I wanted to ask him what he was driving away from but was intimidated by the thought of old girlfriends, so I avoided the issue. “Does your dad race cars too?” I asked.
“My dad disappeared over in Vietnam.” He looked out the window, as if Vietnam was just beyond the next patch of trees. “He's MIA. They never found him.”
My endless questioning had just driven the wrong way down
a one-way street. I stared at my fingers, kept crossing and uncrossing them, rubbed my palms together, traced the heart line with my finger. “Do you think he's still alive?”
“Sometimes I like to think he just drifted off from the war and made himself invisible, but I doubt it. I don't have much to go on, just some photographs really.”
I didn't know what to say. Bobby was suddenly distracted by a rush of memories. I could tell by his blank stare that they were pouring in. “My dad was in the army too,” I said. “He came back, but then he left again.”
“Where'd he go?” Bobby looked over at me again.
“I don't know. He said he was leaving. Mom said okay, and that was that.”
Bobby's head tilted back and forth, as though he disagreed with what I just said. More silence chased our flowering friendship, but at least we finally had something slightly in common. I wanted to ask him about his mom, but I was worried I was asking too many questions, but then went on asking anyway. Silence=death.
“So how do I learn to race cars?”
“By driving. You'll have to get behind the wheel and scrape a few walls to find out what it's all about. There's no textbook.”
“Can't you give me a few tips or something?”

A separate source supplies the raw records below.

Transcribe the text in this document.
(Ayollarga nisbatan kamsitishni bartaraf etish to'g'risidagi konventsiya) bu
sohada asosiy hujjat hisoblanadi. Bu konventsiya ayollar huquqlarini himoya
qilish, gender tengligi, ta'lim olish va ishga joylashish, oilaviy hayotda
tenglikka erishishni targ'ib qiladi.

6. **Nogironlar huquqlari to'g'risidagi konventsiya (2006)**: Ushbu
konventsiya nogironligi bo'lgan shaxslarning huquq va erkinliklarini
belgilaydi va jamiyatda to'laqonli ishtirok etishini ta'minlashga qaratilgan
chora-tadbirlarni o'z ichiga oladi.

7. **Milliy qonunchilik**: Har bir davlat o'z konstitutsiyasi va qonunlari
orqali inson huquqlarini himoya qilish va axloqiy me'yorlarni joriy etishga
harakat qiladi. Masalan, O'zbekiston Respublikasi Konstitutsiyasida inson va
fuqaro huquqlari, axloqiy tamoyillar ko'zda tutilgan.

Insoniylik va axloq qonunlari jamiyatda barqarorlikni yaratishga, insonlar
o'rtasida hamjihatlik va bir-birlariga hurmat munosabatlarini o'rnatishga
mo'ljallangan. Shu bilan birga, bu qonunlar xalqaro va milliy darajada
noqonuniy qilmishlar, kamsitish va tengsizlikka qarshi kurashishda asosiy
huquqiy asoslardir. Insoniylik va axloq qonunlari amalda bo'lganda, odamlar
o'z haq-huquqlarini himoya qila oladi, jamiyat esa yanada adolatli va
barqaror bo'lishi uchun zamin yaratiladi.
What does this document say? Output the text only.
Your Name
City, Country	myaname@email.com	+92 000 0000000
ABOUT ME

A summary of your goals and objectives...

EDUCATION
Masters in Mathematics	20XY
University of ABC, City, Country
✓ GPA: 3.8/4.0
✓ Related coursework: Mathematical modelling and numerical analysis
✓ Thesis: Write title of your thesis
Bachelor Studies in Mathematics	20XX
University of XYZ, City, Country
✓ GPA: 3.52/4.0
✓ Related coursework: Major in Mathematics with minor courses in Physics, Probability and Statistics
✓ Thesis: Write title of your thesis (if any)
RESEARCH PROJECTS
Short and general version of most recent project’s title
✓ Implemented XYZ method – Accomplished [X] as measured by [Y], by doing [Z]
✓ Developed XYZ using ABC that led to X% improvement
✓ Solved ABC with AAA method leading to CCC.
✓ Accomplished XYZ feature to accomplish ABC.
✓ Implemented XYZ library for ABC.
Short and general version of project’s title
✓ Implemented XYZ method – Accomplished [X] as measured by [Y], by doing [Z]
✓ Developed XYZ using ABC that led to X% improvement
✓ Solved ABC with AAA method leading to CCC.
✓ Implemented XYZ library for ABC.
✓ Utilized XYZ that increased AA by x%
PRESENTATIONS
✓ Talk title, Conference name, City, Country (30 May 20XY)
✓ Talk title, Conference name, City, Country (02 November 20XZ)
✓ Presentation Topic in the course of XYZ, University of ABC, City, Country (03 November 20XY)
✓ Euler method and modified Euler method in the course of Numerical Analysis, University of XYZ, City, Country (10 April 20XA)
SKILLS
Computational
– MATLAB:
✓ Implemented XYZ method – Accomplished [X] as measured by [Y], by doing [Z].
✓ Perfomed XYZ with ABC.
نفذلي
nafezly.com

“Every driver has their own style, their own way of holding the steering wheel.” He shifted in his seat. “On a small track you gotta work the walls, everything gets congested down low, too many inexperienced Joes trading paint and getting stuck in the infield mud. Sometimes I spend half the night joyriding under yellow flags. There's no fast way through the corners,
you just throw the car sideways and try to keep it from sliding out of control. It's a gut feeling, you have to chase your instincts. Maybe it seems sort of risky, but right now it's the only hope I've got,” he said.